Cacio e Pepe

Author: Pep Interns
Servings: 4
Prep Time: 10 mins 
Cook Time: 15 mins 

One of the four Roman pastas, with just three ingredients. Beautiful in its simplicity, but easy to get wrong. OK, you can add Parmigiano Reggiano.

INGREDIENTS

150g Pecorino Romano
400g Buccatini (or similar), bronze cut if possible for maximum sauce grab
5 tbsp Pep Peppercorns 

METHOD

1. Toast the peppercorns in a very hot, dry pan until fragrant, then roughly crush.
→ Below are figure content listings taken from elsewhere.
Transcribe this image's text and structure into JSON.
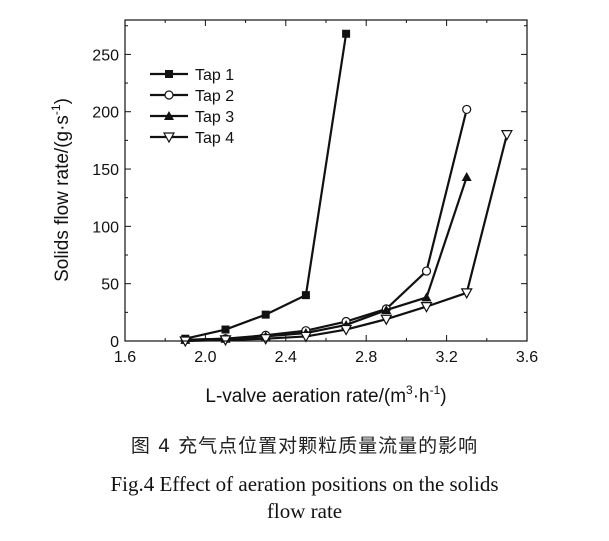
{
  "chart_data": {
    "type": "line",
    "title": "",
    "xlabel_base": "L-valve aeration rate/(m",
    "xlabel_sup": "3",
    "xlabel_mid": "·h",
    "xlabel_sup2": "-1",
    "xlabel_end": ")",
    "ylabel_base": "Solids flow rate/(g·s",
    "ylabel_sup": "-1",
    "ylabel_end": ")",
    "xlim": [
      1.6,
      3.6
    ],
    "ylim": [
      0,
      280
    ],
    "xticks": [
      "1.6",
      "2.0",
      "2.4",
      "2.8",
      "3.2",
      "3.6"
    ],
    "yticks": [
      "0",
      "50",
      "100",
      "150",
      "200",
      "250"
    ],
    "legend_position": "top-left",
    "series": [
      {
        "name": "Tap 1",
        "marker": "square-filled",
        "x": [
          1.9,
          2.1,
          2.3,
          2.5,
          2.7
        ],
        "y": [
          2,
          10,
          23,
          40,
          268
        ]
      },
      {
        "name": "Tap 2",
        "marker": "circle-open",
        "x": [
          1.9,
          2.1,
          2.3,
          2.5,
          2.7,
          2.9,
          3.1,
          3.3
        ],
        "y": [
          1,
          2,
          5,
          9,
          17,
          28,
          61,
          202
        ]
      },
      {
        "name": "Tap 3",
        "marker": "triangle-up-filled",
        "x": [
          1.9,
          2.1,
          2.3,
          2.5,
          2.7,
          2.9,
          3.1,
          3.3
        ],
        "y": [
          1,
          2,
          4,
          7,
          14,
          27,
          38,
          143
        ]
      },
      {
        "name": "Tap 4",
        "marker": "triangle-down-open",
        "x": [
          1.9,
          2.1,
          2.3,
          2.5,
          2.7,
          2.9,
          3.1,
          3.3,
          3.5
        ],
        "y": [
          0,
          1,
          2,
          4,
          10,
          19,
          30,
          42,
          180
        ]
      }
    ]
  },
  "caption": {
    "chinese": "图 4  充气点位置对颗粒质量流量的影响",
    "english_line1": "Fig.4  Effect of aeration positions on the solids",
    "english_line2": "flow rate"
  }
}
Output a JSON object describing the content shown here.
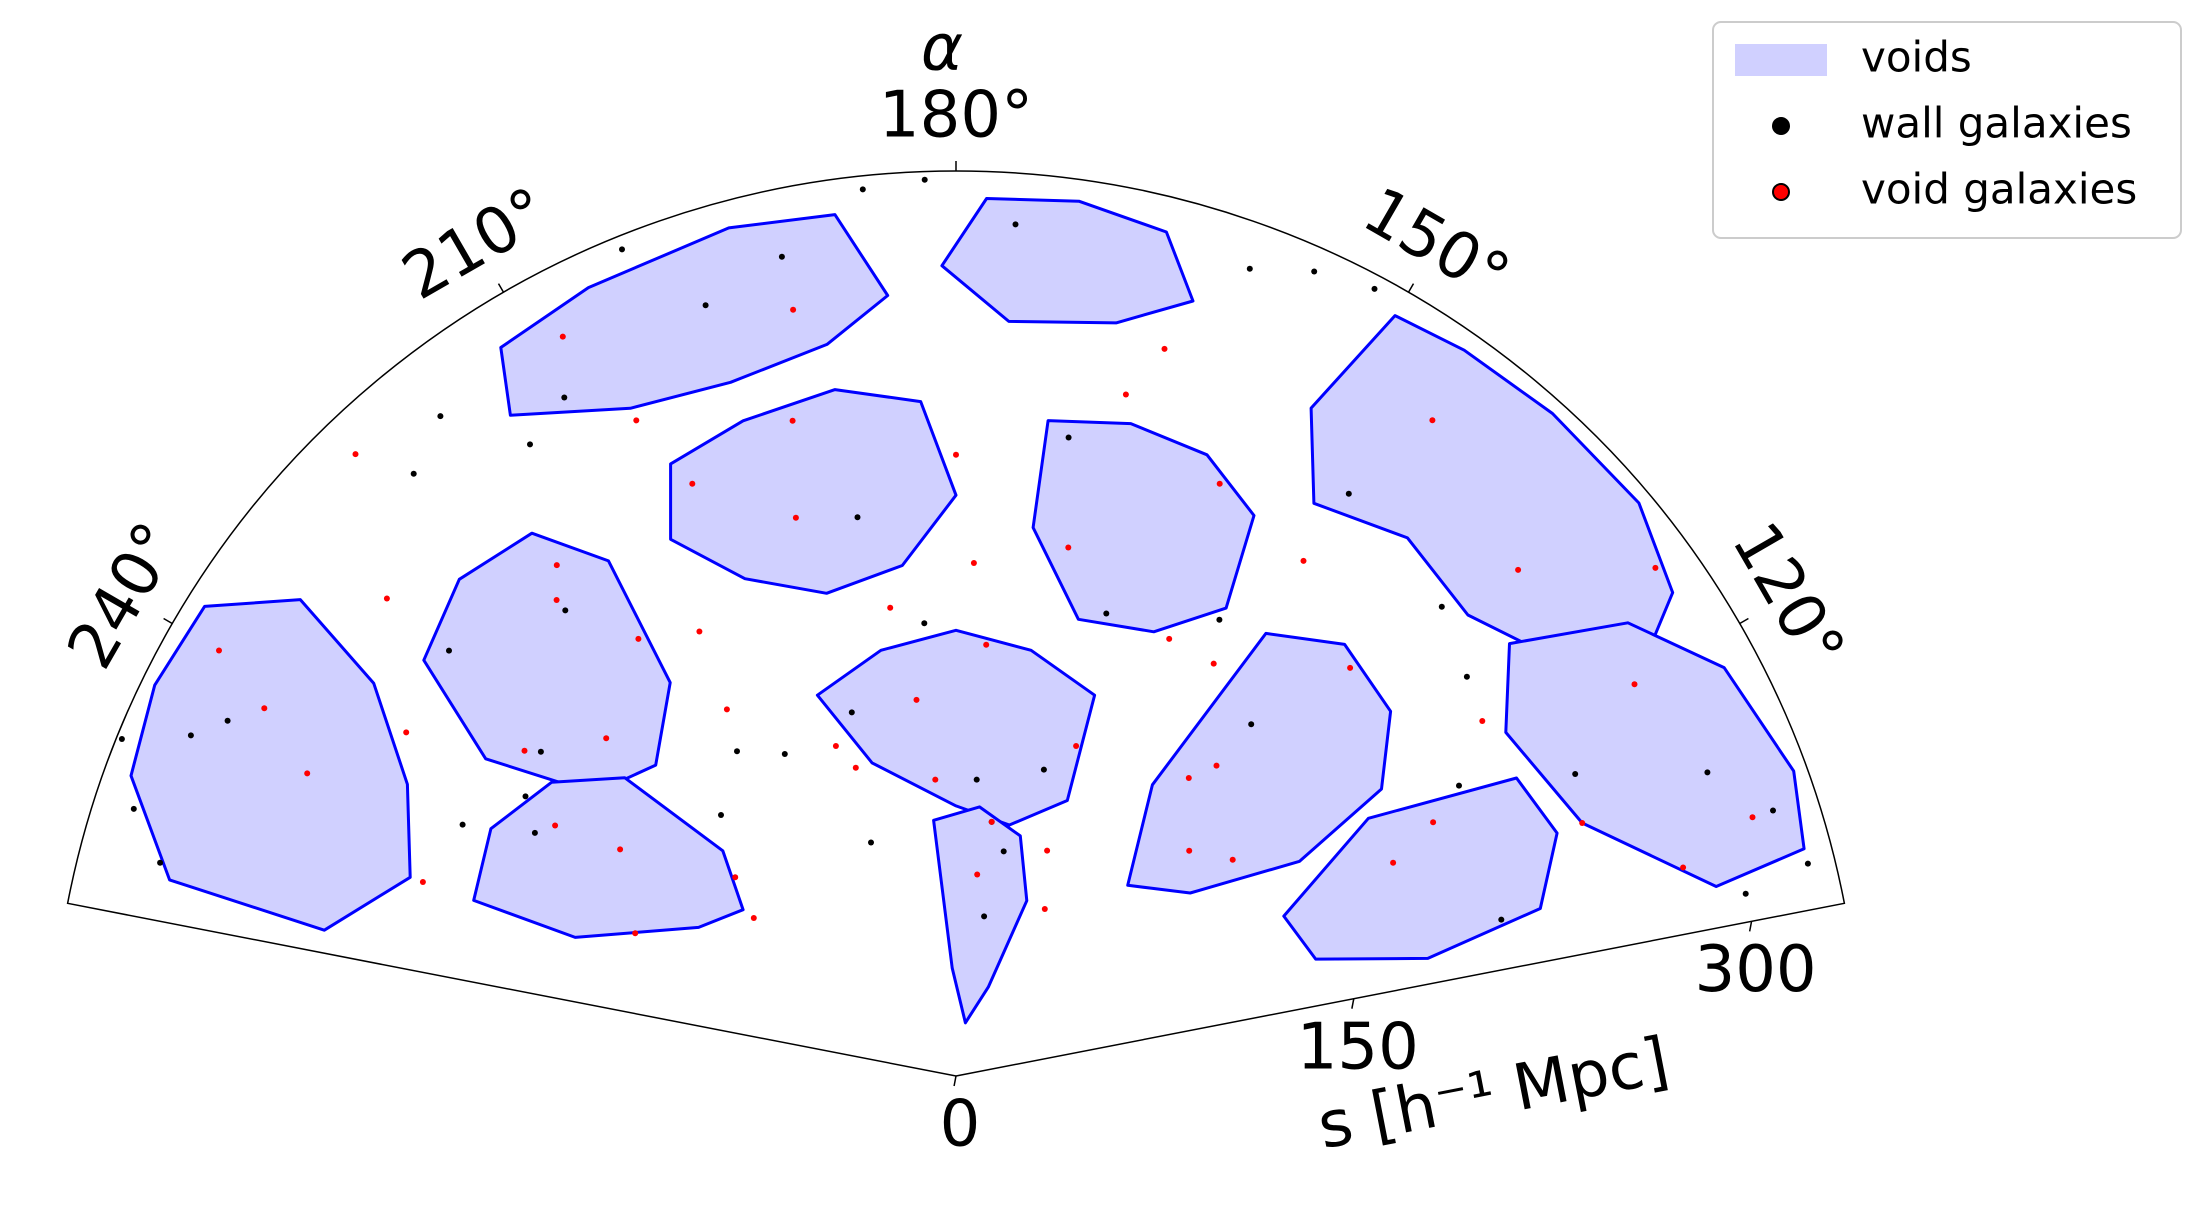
{
  "chart_data": {
    "type": "polar",
    "theta_label": "α",
    "r_label": "s [h⁻¹ Mpc]",
    "thetalim": [
      101,
      259
    ],
    "rlim": [
      0,
      335
    ],
    "thetaticks": [
      {
        "value": 120,
        "label": "120°"
      },
      {
        "value": 150,
        "label": "150°"
      },
      {
        "value": 180,
        "label": "180°"
      },
      {
        "value": 210,
        "label": "210°"
      },
      {
        "value": 240,
        "label": "240°"
      }
    ],
    "rticks": [
      0,
      150,
      300
    ],
    "grid": false,
    "legend": "upper right",
    "series": [
      {
        "name": "voids",
        "color": "#d0d0ff",
        "edge_color": "#0000ff",
        "polygons": [
          {
            "alpha": [
              150,
              145,
              138,
              130,
              124,
              120,
              125,
              132,
              140,
              148,
              152
            ],
            "s": [
              325,
              328,
              330,
              330,
              320,
              290,
              270,
              255,
              260,
              250,
              280
            ]
          },
          {
            "alpha": [
              105,
              110,
              118,
              124,
              128,
              122,
              112,
              104
            ],
            "s": [
              325,
              330,
              322,
              300,
              260,
              240,
              250,
              290
            ]
          },
          {
            "alpha": [
              256,
              250,
              244,
              238,
              234,
              236,
              242,
              250,
              257
            ],
            "s": [
              300,
              325,
              330,
              328,
              300,
              260,
              230,
              215,
              240
            ]
          },
          {
            "alpha": [
              212,
              205,
              195,
              188,
              185,
              190,
              198,
              206,
              214
            ],
            "s": [
              318,
              322,
              325,
              322,
              290,
              275,
              270,
              275,
              295
            ]
          },
          {
            "alpha": [
              178,
              172,
              166,
              163,
              168,
              176,
              181
            ],
            "s": [
              325,
              327,
              322,
              300,
              285,
              280,
              300
            ]
          },
          {
            "alpha": [
              205,
              198,
              190,
              183,
              180,
              186,
              195,
              203,
              208
            ],
            "s": [
              250,
              255,
              258,
              250,
              215,
              190,
              185,
              200,
              225
            ]
          },
          {
            "alpha": [
              172,
              165,
              158,
              152,
              150,
              156,
              165,
              172
            ],
            "s": [
              245,
              250,
              248,
              235,
              200,
              180,
              175,
              205
            ]
          },
          {
            "alpha": [
              200,
              190,
              180,
              170,
              160,
              158,
              168,
              180,
              195
            ],
            "s": [
              150,
              160,
              165,
              160,
              150,
              110,
              95,
              100,
              120
            ]
          },
          {
            "alpha": [
              145,
              138,
              130,
              124,
              122,
              128,
              138,
              146
            ],
            "s": [
              200,
              215,
              210,
              190,
              150,
              110,
              95,
              130
            ]
          },
          {
            "alpha": [
              232,
              225,
              218,
              214,
              216,
              224,
              232,
              236
            ],
            "s": [
              250,
              260,
              255,
              230,
              180,
              160,
              170,
              210
            ]
          },
          {
            "alpha": [
              250,
              242,
              234,
              228,
              226,
              232,
              240,
              250
            ],
            "s": [
              190,
              195,
              185,
              165,
              120,
              100,
              110,
              150
            ]
          },
          {
            "alpha": [
              185,
              175,
              165,
              158,
              160,
              170,
              182
            ],
            "s": [
              95,
              100,
              92,
              70,
              35,
              20,
              40
            ]
          },
          {
            "alpha": [
              118,
              112,
              106,
              104,
              108,
              116,
              122
            ],
            "s": [
              235,
              240,
              225,
              180,
              140,
              135,
              180
            ]
          }
        ]
      },
      {
        "name": "wall galaxies",
        "color": "#000000",
        "alpha": [
          255,
          252,
          248,
          246,
          243,
          240,
          237,
          222,
          218,
          214,
          210,
          202,
          198,
          192,
          186,
          182,
          176,
          170,
          160,
          156,
          152,
          146,
          134,
          128,
          116,
          112,
          108,
          104,
          103,
          106,
          244,
          230,
          220,
          208,
          196,
          176,
          172,
          168,
          164,
          170,
          214,
          222,
          232,
          190,
          150,
          140,
          120,
          162,
          184,
          200
        ],
        "s": [
          305,
          320,
          333,
          310,
          205,
          180,
          190,
          300,
          310,
          282,
          290,
          330,
          300,
          310,
          330,
          332,
          316,
          240,
          318,
          326,
          330,
          260,
          250,
          240,
          255,
          300,
          318,
          325,
          300,
          210,
          300,
          245,
          225,
          135,
          140,
          110,
          95,
          85,
          118,
          60,
          145,
          130,
          195,
          210,
          195,
          170,
          215,
          180,
          168,
          92
        ]
      },
      {
        "name": "void galaxies",
        "color": "#ff0000",
        "alpha": [
          245,
          242,
          240,
          238,
          236,
          233,
          230,
          228,
          226,
          224,
          220,
          216,
          212,
          208,
          204,
          200,
          196,
          192,
          188,
          184,
          180,
          176,
          172,
          168,
          164,
          160,
          156,
          152,
          148,
          144,
          140,
          136,
          132,
          128,
          124,
          120,
          116,
          112,
          108,
          106,
          250,
          246,
          238,
          232,
          218,
          206,
          194,
          186,
          178,
          166,
          158,
          146,
          134,
          126,
          118,
          210,
          198,
          174,
          154,
          142
        ],
        "s": [
          265,
          290,
          315,
          240,
          150,
          200,
          275,
          110,
          180,
          320,
          230,
          200,
          160,
          310,
          240,
          130,
          215,
          290,
          175,
          110,
          230,
          160,
          95,
          200,
          280,
          130,
          240,
          70,
          180,
          300,
          150,
          210,
          280,
          130,
          235,
          290,
          180,
          250,
          310,
          280,
          210,
          130,
          175,
          95,
          240,
          270,
          250,
          140,
          190,
          260,
          90,
          230,
          120,
          320,
          200,
          190,
          120,
          75,
          180,
          140
        ]
      }
    ]
  }
}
2. Bring a wide shallow pan of well-salted water to the boil, then add the pasta; it should be covered but not by much. Stir occasionally during cooking and, five minutes into the cooking time, scoop out 250ml water into a wide bowl to allow it to cool slightly.

3. Grate your cheese, making sure it's as fine as possible.

4. Drain the pasta and leave it to cool for a minute. Meanwhile, put the cheese and most of the pepper in a large, heavy bowl or pan and beat in some of the pasta water very gradually to make first a paste, and then a sauce the consistency of bechamel.

5. Add the pasta and toss furiously while adding enough of the water (you shouldn’t need it all) to make a sauce that coats each strand.

Don’t worry if it takes a while to come together – keep beating and it should happen.

6. Divide between warm bowls, add more Pep, and serve IMMEDIATELY.